In BMC Cancer this week, researchers in Germany report their study of the associations between human chorionic gonadotropin and grade, stage, and patient survival in ovarian cancer. The team gathered data from patients diagnosed and treated for ovarian tumors, and measured their serum hCG concentration. More than 26 percent of the patients with benign tumors and 67 percent of patients with malignant tumors were found to have hCG-positive sera, with significantly higher concentrations found in patients with malignant tumors. "Serum human gonadotropin levels differ in patients with benign and malignant ovarian tumors," the authors write. "HCG is often expressed in ovarian cancer tissue with a certain variable relation to grade and stage. HCG expression correlates with LH-R expression in ovarian cancer tissue, which has previously been shown to be of prognostic value. Both the hormone and its receptor, may therefore serve as targets for new cancer therapies."

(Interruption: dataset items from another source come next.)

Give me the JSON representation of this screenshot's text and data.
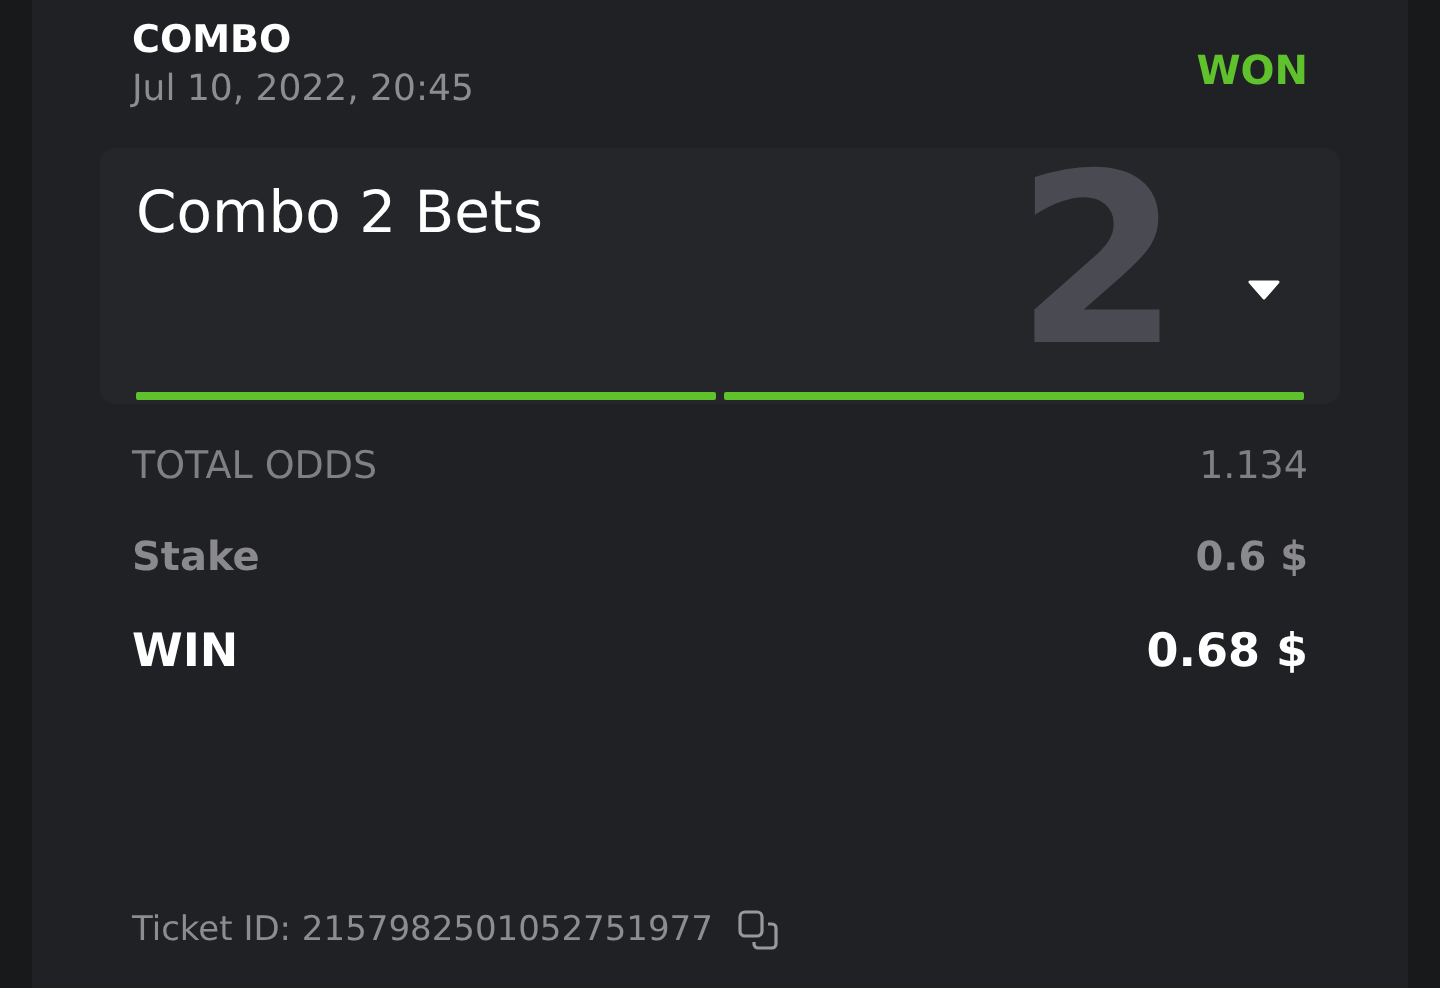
{
  "header": {
    "type": "COMBO",
    "date": "Jul 10, 2022, 20:45",
    "status": {
      "label": "WON",
      "kind": "won"
    }
  },
  "combo": {
    "title": "Combo 2 Bets",
    "count": "2",
    "expanded": false,
    "legs": [
      {
        "kind": "won"
      },
      {
        "kind": "won"
      }
    ]
  },
  "summary": [
    {
      "kind": "odds",
      "label": "TOTAL ODDS",
      "value": "1.134"
    },
    {
      "kind": "stake",
      "label": "Stake",
      "value": "0.6 $"
    },
    {
      "kind": "win",
      "label": "WIN",
      "value": "0.68 $"
    }
  ],
  "ticket": {
    "label": "Ticket ID: 2157982501052751977"
  }
}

Also in BMC Cancer this week, researchers in Japan write that the down-regulation of the SAV1 gene plays a role in the development of high-grade clear cell renal cell carcinoma. The team analyzed the gene expression of SAV1 in eight renal cell carcinoma cell lines, and found it to be frequently down-regulated in high-grade clear cell renal cell carcinoma. In addition, when the team reintroduced SAV1 to one of these cell lines, colony-forming activity of the cancer cells was significantly reduced. As SAV1 is located in the Hippo pathway, the authors write, this study offers evidence that Hippo signaling could prove to be an effective therapeutic target for this disease.
Finally in BMC Cancer this week, researchers in Norway and China write that the knock down of certain neuronal elements in glioblastoma cells sensitizes them to treatment with radiotherapy and temozolomide. The team investigated the expressions of class III beta-tubulin, neurofilament protein, microtubule-associated protein 2, and neuron-specific enolase in five GBM cell lines and two GBM biopsies. They found that all of these markers except NFP were expressed in the cell lines and biopsies, and further found that NSE was up-regulated in cellular stress conditions. "NSE knockdown reduced the migration of glioma cells, sensitized them to hypoxia, radio- and chemotherapy," the authors write. "Furthermore, we found that GBM patients in the group with the highest NSE expression lived significantly shorter than patients in the low-expression group."